No Better Place (for Writing)

Last week, I went away on a mini-vacation.

With my work having kept me exceptionally busy of late (with the promise of this trend continuing at least until the end of May) and the advent of the Easter long weekend, I decided I was due for a much-deserved stretch of R&R.

And so, for six days, I visited sunny San Francisco, California where I spent time catching up with a dear friend and doing all manner of fun, relaxing things:

I had lunch in the artsy Mission district;

I climbed the hills of Sausalito and gazed down upon the waters and islands of the San Francisco Bay;

I hiked in Muir Woods National Monument and craned my neck at the giant Redwood trees;

I spent a day in nearby Berkeley where I walked the campus of UC Berkeley, visited the renowned (yet very grungy) People’s Park, bought rare CDs at the popular Rasputin Music, bought dresses at second-hand stores, and tried Ben & Jerry’s ice cream for the first time;

I had a family Easter dinner in the Central Valley and afterward sat on a deck
overlooking the water while I soaked up sunlight that was far warmer than Vancouver, BC, yet in true West Coast fashion, still turned chilly enough to warrant firing up the furnace once night finally fell.

I did a lot of different things.  Pretty much everything except a lot of writing.

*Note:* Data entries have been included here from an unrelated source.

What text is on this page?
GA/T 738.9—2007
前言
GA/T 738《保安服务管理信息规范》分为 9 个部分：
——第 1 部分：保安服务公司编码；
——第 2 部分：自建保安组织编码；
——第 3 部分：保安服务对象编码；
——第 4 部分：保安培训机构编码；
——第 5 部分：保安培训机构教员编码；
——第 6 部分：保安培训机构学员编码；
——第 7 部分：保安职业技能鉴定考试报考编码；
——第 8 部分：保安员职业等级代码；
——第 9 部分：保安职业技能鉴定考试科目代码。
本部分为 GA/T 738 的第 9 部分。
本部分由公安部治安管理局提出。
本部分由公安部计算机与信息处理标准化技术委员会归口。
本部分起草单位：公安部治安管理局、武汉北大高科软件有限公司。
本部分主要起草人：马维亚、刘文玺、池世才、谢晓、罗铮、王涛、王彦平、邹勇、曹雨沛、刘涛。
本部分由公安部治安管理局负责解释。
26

I wasn’t a total delinquent; I did do a little bit.  But 463 words in six days is hardly an achievement, even for a slow-paced writer like me.  And there were lots of opportunities in amongst my frolicking and gallivanting about where I could have done more.

My low word count wasn’t due to a lack in inspiration to write.  Indeed, I found the time spent living and playing outside of my day-to-day routine to be very inspiring, if for no better reason than the usual tasks and concerns that take up much of my thoughts temporarily ceased to exist, thereby freeing up space for new ideas and stories and future projects to take hold.

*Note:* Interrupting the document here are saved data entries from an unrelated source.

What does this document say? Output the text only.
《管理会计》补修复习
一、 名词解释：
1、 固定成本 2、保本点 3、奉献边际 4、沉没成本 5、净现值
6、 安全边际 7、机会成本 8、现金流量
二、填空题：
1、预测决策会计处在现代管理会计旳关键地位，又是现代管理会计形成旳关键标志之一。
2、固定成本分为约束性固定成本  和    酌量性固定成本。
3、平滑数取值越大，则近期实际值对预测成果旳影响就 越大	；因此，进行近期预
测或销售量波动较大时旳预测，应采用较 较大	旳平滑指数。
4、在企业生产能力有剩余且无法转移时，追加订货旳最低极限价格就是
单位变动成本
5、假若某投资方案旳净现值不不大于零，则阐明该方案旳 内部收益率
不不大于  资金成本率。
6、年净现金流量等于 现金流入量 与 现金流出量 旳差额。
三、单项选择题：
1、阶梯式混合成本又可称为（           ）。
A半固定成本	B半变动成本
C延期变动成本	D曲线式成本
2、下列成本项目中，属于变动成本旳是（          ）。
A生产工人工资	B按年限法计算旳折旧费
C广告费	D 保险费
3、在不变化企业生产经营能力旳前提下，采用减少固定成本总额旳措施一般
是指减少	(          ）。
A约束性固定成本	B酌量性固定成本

As a viable tool for getting actual writing done, however, inspiration doesn’t excite me that much.  I instead tend to take the same view on the subject as Philip Pullman, author of the His Dark Materials series.  In response to the question How far is inspiration a factor in the process of writing?, Pullman replies,

Less than non-writers think…. [I]f you’re going to write anything that will last[,] you have to realize that a lot of time, you’re going to be writing without inspiration.  The trick is to write just as well without it as with it.  Of course, you write less readily and fluently without it; but the interesting thing is to look at the private journals and letters of great writers and see how much of the time they just had to do without inspiration….  Amateurs think if they were inspired all the time, they could be professionals.  Professionals know that if they relied on inspiration, they’d be amateurs.

For me, writing is less about inspiration and more about habit.  Whether the words come readily and fluently or not, my best method for making them come at all is through what I’ve conditioned myself to associate with the act of putting in work on a tale.

I typically write at home, seated in one of two locations (either my dining table or my bed) at a fairly set time of night (usually between 8:00 and 9:30pm), listening to only certain types of music, often already changed into my pajamas, and with a cup of water or homemade ice tea within easy reach.

Much like one of Pavlov’s salivating dogs, setting up this particular environment acts as a signal to my subconscious that it’s now time to write – time to scale back on all other considerations and bring my characters and story to the fore.

But when I try to write in different, unconditioned surroundings (like my friend’s San Fran apartment, for example, or even a coffee shop, where many writers find success), unless it is the most barren, un-stimulating setting in the world, my mind will latch onto (with the desperation of a drowning man, I might add) anything and everything else it could possibly pay attention to other than the business at hand.

So, while vacations are great for respite and recharging the wellspring of inspiration for writing, when it comes to the literal act of writing, I accomplish far more when I just stay home.

Dull, repetitive, and unglamorous as it may be, in some regards, there truly is no place like it*.


*I just hope that Work doesn’t find out, or else I might never get another vacation again!

2 thoughts on “No Better Place (for Writing)

  1. This is an interesting post. As a writer, I agree that setting up a writing environment helps put me in the right frame of mind to write… a Pavlov’s dogs thing, as you said. I also have trouble writing when I’m on holiday, though being away gives me a fresh hook on life and makes me feel more creative when I get home. But like you, when it comes to actually writing something… the fewer distractions, the better!


    • Hi Ashley, thanks for the comment. My writing environment/routine is so established now, it’s practically institutionalized. I’ve had a few people tell me I should try to change it up, be these were non-writers who don’t understand on a day-to-day basis how very tenuous to ability to create actually is. Anything that improves my chances of success is something I’m going to cling to for dear life.

      That being said, I did recently try for the first time writing outside on a blanket in the park under the summer sun. It was a rather enjoyable experience, and surprisingly more productive than I would have thought.